Nouveaux variants, « modification génétique »

 

Nouveaux variants, "modification génétique" :

L’apparition et la multiplication de nouveaux variants du coronavirus inquiètent et interrogent. Si bien qu’une ancienne généticienne de l’Inserm a émis l’hypothèse que le phénomène pourrait être lié à la vaccination.

Alexandra Henrion-Caude

Généticienne
 
Critiquée pour ses propos, pourtant, Voir ci-dessous qu’elle sait de quoi elle parle :

Dr Alexandra Caude est directrice de recherche à l’Inserm à l’Hôpital Necker. Généticienne, elle explore les nouveaux mécanismes de  maladie, en y intégrant l’environnement.

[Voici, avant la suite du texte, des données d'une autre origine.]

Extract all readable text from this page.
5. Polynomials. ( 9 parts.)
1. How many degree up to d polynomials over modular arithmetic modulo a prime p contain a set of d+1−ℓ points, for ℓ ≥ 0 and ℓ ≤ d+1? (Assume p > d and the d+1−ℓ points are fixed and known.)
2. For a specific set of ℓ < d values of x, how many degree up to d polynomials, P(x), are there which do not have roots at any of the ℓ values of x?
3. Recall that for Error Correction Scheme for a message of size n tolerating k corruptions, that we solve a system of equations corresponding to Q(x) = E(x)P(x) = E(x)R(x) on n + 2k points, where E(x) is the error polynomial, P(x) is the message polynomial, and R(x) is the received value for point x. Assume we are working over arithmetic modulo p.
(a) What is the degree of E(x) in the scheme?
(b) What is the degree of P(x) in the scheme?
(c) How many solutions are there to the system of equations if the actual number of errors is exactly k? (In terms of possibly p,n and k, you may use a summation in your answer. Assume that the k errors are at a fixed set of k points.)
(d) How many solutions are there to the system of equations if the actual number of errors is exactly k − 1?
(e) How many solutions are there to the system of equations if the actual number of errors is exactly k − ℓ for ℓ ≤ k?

Elle enseigne, donne des conférences, est membre de conseils scientifiques.

Créatrice du site internet science-en-conscience.fr, elle est aussi l’auteur de plus de 50 publications scientifiques internationales. Elle préside l’Association des Eisenhower Fellowships en France, et est secrétaire générale adjointe de Familles de France.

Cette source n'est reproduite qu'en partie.